Decentralization: As I have listened to Web3 advocates, one thing has struck me. So much of the pitch for Web3 is a pitch that decentralization is inherently superior to centralization. And not because it is cheaper or more efficient — it definitely is not today (as fees rise above $100 for transactions). Further, it seems impossible that it ever will be. Blockchain replaces central authority with extreme redundancy, which, for all its merits, is not an efficient structure. And, centralized orgs are very good at optimization — decentralized orgs might not be (as we see Ethereum 2.0 timing continue to slip).

However, I don’t think excitement about Web3 is an economic decision — it is a philosophical one. The biggest reason to be bullish on crypto in the short term is, I think, also the biggest reason to be skeptical of its revolutionary potential. The set of people who believe that decentralization is inherently superior to centralization is larger than I would have thought, and it is driving significant crypto activity to-date. However, at the same time, it is hard to believe this is the majority of people. I think most people don’t care whether a solution is centralized or decentralized — they will care which solution delivers more value to them. Thus far, blockchain has not proven that it can build solutions that appeal to this group.

So, the question becomes — are there use cases out there in which most people would or will agree that decentralization adds value? I could think of a few possibilities that could drive a Web3 future.

Enabling Privacy + Autonomy: Blockchain enables private digital transactions, in which people can engage and exchange without an identity attached.
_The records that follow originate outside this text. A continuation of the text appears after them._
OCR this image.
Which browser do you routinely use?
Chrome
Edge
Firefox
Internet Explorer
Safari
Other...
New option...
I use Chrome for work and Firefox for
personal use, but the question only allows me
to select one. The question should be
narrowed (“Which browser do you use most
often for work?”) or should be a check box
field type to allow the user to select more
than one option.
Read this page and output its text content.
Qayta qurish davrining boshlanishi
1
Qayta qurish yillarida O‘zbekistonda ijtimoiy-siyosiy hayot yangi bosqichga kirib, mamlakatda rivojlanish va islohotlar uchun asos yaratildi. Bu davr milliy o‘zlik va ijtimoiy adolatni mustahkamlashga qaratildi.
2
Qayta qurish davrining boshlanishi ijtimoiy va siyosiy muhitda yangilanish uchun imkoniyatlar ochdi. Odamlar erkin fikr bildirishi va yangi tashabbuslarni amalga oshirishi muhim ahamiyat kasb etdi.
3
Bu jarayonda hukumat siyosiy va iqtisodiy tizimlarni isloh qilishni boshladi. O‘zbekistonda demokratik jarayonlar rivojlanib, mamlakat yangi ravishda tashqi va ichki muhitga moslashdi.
In some ways, it is like paying in cash, but online. Obviously, this is why bitcoin is used for some illicit activity. However, this could also become a trend over the next 10–20 years. Cybersecurity concerns + big tech invasiveness could cause more and more people to look for ways to take their identity offline, while still maintaining their digital presence. This would be a big tailwind for crypto.

Outside of just privacy, though, blockchain can enable a new paradigm of how consumers interact with digital platforms. Today, most communities on the internet are free, but make money by taking your data. However, in Web3, you will be paid for your data or participation in a community (by earning coins in whatever ecosystem you are sharing into). However, you will then have to pay with those coins to engage in the community. So, you own your value, but everyone else does too. It is basically a digital “barter economy”, managed by people, not platforms. Again, given backlash to big tech, this has the potential to be a powerful social trend over the next 10–20 years.
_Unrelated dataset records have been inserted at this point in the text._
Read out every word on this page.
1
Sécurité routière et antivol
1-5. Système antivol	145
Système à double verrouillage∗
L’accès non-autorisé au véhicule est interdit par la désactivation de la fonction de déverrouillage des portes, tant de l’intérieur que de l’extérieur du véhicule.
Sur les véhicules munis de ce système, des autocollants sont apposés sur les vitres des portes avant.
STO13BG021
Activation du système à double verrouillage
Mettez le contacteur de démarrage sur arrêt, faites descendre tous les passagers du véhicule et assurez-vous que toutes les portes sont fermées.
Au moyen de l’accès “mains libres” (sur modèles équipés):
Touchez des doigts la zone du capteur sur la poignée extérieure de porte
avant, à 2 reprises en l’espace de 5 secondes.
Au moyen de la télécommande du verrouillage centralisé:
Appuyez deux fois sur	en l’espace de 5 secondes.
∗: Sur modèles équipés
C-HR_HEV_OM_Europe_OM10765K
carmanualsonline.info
“Amateur Equity”: This is an extension of the point I made above. As I have observed the NFT market, I have been struck by how blockchain enables people in disparate areas of the world, who don’t even know each other, to collaborate and build something together. They are doing it for fun and because they believe in it, but given the tokens or NFTs earned by contributors, they also (in a simple way) have a monetary stake in the success of the project or community. It is an easy on-ramp to an organization structure with “equity”. I don’t think this will revolutionize how businesses are organized, because at a certain scale, you have to formalize an organization. But, I do think it could be a force multiplier that enables ‘amateurs’ to band together to do some pretty cool things.

Corporate Collaboration: Corporations are pretty efficient at working internally, but still fairly inefficient at working together (just think of all the documentation that goes into various agreements). For example, sharing data between corporations, in a scalable, secure, and trusted manner, particularly when that data needs to carry credibility externally, could be a good use case for blockchain.
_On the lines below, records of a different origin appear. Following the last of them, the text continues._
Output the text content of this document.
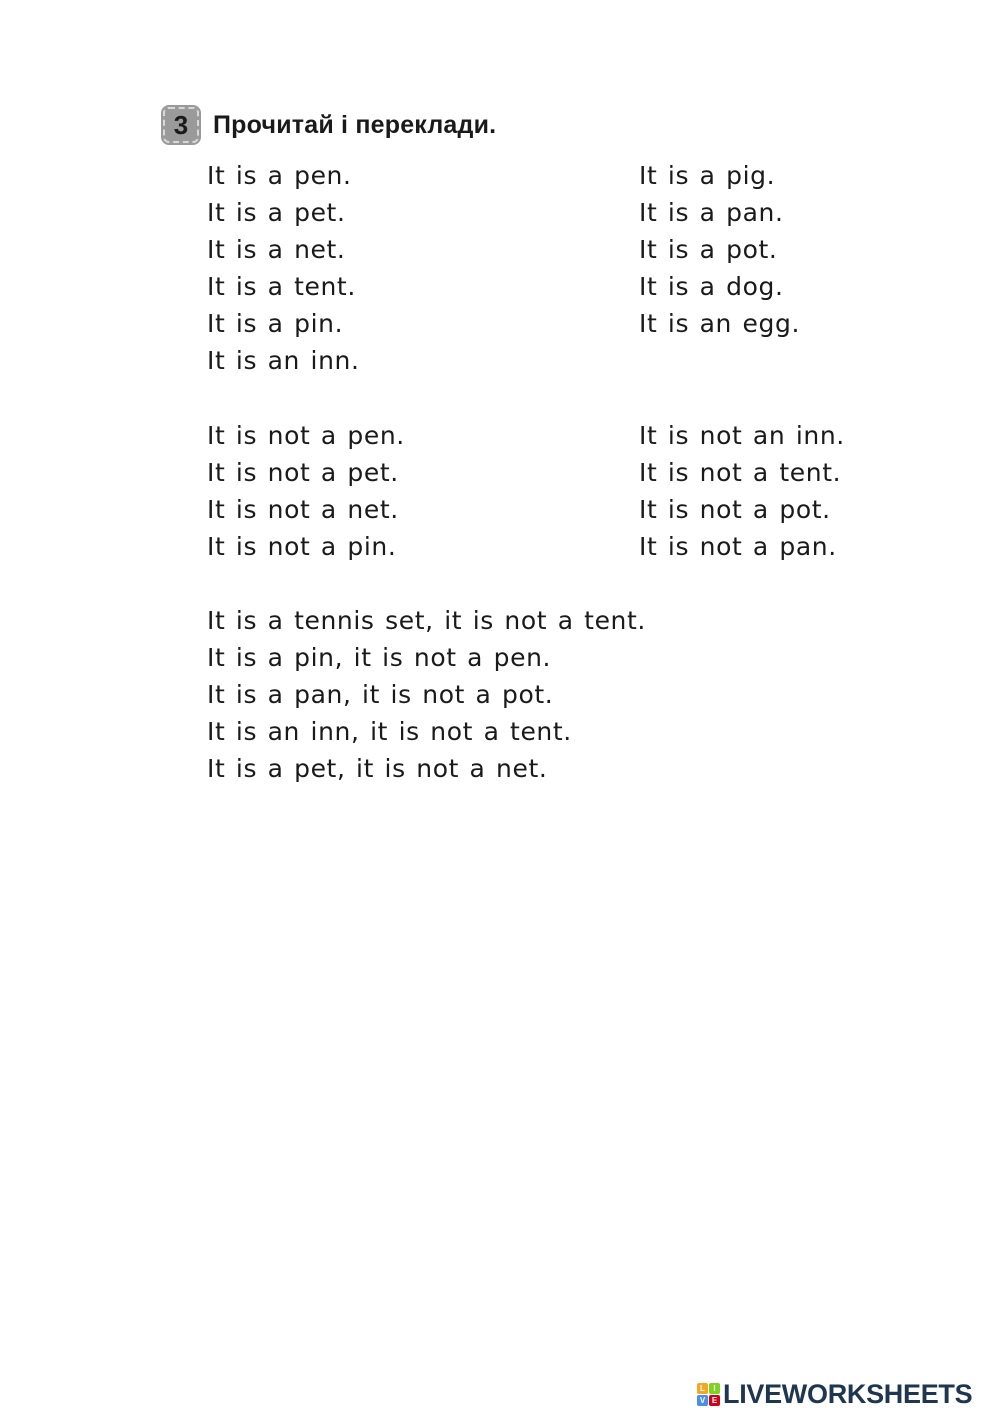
3 Прочитай і переклади.
It is a pen.
It is a pet.
It is a net.
It is a tent.
It is a pin.
It is an inn.
It is a pig.
It is a pan.
It is a pot.
It is a dog.
It is an egg.
It is not a pen.
It is not a pet.
It is not a net.
It is not a pin.
It is not an inn.
It is not a tent.
It is not a pot.
It is not a pan.
It is a tennis set, it is not a tent.
It is a pin, it is not a pen.
It is a pan, it is not a pot.
It is an inn, it is not a tent.
It is a pet, it is not a net.
L	I
V E LIVEWORKSHEETS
Anyway, blockchain is clearly here to stay — it has become extremely resilient, as we saw when China shut down 40% of global Bitcoin mining capacity yet the price of Bitcoin continued to go up. Additionally, large players are buying in — Stripe, Square, Twitter, Shopify, etc. are all exploring getting into crypto. But, can it be transformative? I think that has yet to be proven, but that mass privacy concerns + antipathy toward big tech are the likeliest catalysts to a decentrilized, Web3 future.